Essa omissão era sua forma de intervenção – uma intervenção silenciosa e destrutiva. Enquanto Renata se desdobrava entre a exaustão do trabalho e a tentativa de manter a família unida, Thiago se consolidava como uma força passiva que minava a paz. Sua presença ali, tão fisicamente próxima e emocionalmente distante, era um lembrete constante da solidão de Renata e da fragilidade daquele lar.

No seu quarto, Lucas tentava vencer suas próprias batalhas. No mundo dos games, a concentração era tudo. Mesmo que a "batalha da vida" lá fora estivesse apertando, sua jornada virtual tinha que ser perfeita. No intervalo entre uma partida e outra, no silêncio do jogo em pausa, a voz da mãe chegou aos seus ouvidos, baixinha, vinda do corredor: "Filho, a mãe está tão cansada hoje, meu amor. Não tô conseguindo pensar direito."

Aquelas palavras. Mais uma vez, o trabalho parecia engolir tudo. Lucas sentiu um bolo na garganta ao lembrar das próprias atividades mal feitas no passado, da falta de apoio que o fez crescer rápido demais. A partida recomeçaria a qualquer segundo, não podia ter distrações, desistir não era opção. Mas o silêncio pesado que se instalou na sala, a imagem de Felipe sozinho com a lição, pesou imensamente na sua consciência. Felipe não podia ter o mesmo destino que ele.

Sem pensar duas vezes, Lucas desligou o computador, o barulho da tela apagando cortando o som do jogo. Foi até a porta e a abriu. Lá estava Felipe, no sofá, com o caderno de matemática no colo.

— Feh, tá precisando de ajuda? — Lucas perguntou, a voz mais suave do que esperava.

Felipe desviou o olhar para o caderno, sacudindo a cabeça.

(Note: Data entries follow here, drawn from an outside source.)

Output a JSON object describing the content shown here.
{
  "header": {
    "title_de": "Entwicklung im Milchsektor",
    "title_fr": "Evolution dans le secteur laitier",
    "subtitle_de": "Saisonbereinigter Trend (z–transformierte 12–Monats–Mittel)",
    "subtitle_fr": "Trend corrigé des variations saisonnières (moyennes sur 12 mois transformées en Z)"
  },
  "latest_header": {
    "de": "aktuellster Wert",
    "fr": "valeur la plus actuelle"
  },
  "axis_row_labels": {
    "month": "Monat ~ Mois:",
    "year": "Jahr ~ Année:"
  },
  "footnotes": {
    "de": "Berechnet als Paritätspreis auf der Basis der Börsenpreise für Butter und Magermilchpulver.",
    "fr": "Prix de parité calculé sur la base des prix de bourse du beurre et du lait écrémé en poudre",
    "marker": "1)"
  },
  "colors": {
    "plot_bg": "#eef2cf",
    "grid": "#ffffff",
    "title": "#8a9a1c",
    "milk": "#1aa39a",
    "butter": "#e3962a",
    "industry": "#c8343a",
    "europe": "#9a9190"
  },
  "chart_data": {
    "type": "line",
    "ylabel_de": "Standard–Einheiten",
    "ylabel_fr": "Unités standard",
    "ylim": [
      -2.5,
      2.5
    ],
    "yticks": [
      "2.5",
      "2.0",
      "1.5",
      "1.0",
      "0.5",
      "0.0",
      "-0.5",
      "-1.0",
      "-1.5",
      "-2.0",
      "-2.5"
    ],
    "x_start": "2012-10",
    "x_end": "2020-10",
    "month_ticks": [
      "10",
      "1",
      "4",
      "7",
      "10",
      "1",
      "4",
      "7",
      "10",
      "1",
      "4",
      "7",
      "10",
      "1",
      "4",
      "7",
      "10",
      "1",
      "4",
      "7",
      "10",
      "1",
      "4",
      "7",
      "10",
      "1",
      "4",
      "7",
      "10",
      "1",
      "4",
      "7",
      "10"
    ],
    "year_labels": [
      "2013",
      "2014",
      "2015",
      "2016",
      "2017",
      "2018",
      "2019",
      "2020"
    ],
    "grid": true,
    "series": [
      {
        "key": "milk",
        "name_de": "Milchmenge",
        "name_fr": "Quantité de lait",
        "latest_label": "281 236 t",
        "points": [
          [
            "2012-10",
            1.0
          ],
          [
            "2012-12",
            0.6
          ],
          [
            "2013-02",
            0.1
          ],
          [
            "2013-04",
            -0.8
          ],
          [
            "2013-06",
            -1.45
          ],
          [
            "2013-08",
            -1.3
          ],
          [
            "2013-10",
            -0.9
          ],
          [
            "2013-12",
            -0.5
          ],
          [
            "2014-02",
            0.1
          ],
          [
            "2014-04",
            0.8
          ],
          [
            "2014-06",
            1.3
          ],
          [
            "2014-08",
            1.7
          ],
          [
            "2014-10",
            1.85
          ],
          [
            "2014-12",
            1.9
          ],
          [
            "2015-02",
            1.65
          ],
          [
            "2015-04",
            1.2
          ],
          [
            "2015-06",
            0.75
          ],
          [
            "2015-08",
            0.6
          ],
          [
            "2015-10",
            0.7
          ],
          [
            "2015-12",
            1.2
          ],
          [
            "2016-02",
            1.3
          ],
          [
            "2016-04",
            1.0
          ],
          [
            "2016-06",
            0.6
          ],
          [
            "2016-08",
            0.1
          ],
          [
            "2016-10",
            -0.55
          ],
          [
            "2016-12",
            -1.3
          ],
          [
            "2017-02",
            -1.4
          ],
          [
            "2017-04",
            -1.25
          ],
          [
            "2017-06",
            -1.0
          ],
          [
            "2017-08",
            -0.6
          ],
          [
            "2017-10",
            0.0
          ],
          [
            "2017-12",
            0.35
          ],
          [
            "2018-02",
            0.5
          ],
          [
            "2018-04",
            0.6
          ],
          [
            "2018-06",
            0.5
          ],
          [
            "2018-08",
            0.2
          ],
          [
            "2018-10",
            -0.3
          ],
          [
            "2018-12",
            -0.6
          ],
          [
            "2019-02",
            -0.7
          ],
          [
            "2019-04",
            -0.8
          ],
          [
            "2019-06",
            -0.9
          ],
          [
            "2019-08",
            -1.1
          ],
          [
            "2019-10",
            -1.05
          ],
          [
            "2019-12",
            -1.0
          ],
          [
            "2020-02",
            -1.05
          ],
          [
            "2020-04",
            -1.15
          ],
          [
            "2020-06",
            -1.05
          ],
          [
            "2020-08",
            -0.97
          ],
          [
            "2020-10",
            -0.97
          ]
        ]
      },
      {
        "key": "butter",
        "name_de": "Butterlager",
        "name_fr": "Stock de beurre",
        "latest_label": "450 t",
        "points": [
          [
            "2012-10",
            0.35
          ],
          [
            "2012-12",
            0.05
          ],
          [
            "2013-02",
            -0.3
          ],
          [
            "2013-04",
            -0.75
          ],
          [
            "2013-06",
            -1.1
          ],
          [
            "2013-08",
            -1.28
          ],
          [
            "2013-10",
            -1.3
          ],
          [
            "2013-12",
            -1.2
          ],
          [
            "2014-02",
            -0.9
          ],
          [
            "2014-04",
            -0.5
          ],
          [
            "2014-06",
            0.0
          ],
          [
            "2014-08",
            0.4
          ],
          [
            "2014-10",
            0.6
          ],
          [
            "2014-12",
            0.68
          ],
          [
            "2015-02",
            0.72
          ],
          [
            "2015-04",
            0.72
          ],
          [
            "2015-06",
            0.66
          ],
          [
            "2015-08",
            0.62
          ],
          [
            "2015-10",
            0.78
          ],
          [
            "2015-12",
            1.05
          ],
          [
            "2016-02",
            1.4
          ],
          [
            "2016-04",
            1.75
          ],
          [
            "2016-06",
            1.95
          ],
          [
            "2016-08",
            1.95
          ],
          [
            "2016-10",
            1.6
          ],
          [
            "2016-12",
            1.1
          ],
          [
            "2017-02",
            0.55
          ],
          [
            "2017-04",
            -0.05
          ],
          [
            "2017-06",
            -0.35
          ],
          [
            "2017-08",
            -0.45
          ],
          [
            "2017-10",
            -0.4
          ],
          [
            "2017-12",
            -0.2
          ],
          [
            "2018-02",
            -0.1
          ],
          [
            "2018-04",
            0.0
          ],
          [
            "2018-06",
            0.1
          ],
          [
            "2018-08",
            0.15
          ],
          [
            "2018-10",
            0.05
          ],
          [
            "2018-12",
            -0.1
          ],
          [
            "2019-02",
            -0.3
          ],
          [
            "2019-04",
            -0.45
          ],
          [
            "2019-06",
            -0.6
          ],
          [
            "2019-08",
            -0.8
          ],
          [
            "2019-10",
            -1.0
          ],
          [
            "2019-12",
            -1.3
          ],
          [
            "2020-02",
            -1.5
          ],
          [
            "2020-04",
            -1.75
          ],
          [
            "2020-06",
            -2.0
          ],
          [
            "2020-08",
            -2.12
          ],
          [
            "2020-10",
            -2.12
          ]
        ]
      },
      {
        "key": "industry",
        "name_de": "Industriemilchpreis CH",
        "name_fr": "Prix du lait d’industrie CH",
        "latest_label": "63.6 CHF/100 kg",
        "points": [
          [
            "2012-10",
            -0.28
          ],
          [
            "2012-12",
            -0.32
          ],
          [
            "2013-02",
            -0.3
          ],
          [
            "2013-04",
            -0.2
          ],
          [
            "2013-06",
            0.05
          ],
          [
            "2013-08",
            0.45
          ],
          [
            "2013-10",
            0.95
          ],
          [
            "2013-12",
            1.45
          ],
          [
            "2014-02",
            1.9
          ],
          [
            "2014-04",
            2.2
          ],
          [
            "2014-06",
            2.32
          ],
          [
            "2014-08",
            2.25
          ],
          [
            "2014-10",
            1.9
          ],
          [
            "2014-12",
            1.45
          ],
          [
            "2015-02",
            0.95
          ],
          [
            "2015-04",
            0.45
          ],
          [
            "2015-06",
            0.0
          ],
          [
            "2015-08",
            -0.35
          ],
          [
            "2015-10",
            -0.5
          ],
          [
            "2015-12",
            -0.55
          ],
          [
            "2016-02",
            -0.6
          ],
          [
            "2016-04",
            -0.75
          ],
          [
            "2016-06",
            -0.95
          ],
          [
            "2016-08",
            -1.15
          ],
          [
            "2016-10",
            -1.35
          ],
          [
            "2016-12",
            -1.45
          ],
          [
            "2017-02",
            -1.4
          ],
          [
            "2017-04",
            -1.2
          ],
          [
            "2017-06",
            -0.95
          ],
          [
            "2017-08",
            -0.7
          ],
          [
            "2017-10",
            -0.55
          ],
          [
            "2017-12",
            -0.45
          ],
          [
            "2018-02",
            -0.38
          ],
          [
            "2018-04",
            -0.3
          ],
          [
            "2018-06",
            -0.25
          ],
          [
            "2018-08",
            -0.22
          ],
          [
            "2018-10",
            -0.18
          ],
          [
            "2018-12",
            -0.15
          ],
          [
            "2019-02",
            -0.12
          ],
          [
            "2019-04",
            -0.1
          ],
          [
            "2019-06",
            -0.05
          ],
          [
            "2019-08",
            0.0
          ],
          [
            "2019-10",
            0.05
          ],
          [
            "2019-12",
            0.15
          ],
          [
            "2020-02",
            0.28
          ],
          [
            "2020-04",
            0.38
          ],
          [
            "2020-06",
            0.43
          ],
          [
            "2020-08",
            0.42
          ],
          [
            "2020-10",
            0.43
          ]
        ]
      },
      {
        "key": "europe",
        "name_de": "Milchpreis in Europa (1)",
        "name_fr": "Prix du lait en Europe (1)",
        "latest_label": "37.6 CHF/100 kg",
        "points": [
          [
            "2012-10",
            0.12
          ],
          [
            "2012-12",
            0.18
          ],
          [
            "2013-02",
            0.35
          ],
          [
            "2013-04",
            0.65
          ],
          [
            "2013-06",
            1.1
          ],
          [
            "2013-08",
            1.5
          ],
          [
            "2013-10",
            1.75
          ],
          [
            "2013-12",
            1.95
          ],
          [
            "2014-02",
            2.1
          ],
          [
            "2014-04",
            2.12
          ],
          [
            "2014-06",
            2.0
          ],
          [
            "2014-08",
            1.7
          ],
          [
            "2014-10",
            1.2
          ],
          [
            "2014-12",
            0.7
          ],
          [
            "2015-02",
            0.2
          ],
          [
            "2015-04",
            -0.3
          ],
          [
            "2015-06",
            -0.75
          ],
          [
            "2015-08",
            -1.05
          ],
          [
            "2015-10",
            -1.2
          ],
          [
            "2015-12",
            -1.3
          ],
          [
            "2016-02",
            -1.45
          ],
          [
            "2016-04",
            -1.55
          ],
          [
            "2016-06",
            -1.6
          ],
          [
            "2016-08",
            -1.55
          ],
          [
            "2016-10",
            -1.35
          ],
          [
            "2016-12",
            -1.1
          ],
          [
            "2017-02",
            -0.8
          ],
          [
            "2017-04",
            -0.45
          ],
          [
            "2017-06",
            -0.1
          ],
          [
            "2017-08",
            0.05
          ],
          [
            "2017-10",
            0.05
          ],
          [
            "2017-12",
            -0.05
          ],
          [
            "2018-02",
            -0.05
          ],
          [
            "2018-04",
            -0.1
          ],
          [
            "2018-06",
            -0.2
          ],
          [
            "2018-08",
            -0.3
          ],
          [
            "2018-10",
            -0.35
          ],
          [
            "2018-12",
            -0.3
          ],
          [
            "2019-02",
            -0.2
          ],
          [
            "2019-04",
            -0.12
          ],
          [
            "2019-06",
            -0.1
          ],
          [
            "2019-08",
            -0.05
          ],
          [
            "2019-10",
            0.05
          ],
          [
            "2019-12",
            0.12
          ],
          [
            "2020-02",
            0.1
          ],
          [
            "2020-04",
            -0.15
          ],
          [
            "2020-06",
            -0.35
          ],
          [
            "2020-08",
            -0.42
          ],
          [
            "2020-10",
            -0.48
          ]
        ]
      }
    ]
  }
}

— Não, não precisa se preocupar. — Ele não sabia resolver aquelas equações de jeito nenhum, mas não queria incomodar Lucas, o irmão que sempre parecia ocupado demais.

— É atividade de quê? — Lucas insistiu, já sabendo a resposta.

— Matemática.

Lucas conhecia o irmão como a palma da mão. Sabia que Felipe era um desastre em matemática e que preferia mil vezes errar sozinho a pedir ajuda. "Tão novo, tão inocente", pensou Lucas, "mesmo simpático e comunicativo, era tão fechado para pedir ajuda."

— Vem cá, eu te ajudo. — Lucas disse, se aproximando.

Os olhos de Felipe se arregalaram, e o semblante dele mudou na hora, um brilho de esperança surgindo.

— Sério?

Lucas sentiu uma pontada no peito. O irmão precisava dele, não só na lição de matemática, mas na vida. Ele pensou em responder um "sim" tranquilo, mas sua função de irmão mais velho, sua responsabilidade de protetor, não deixou. Então, soltou um "Adiante, pivete", com um meio sorriso que Felipe, e só ele, sabia traduzir como puro carinho.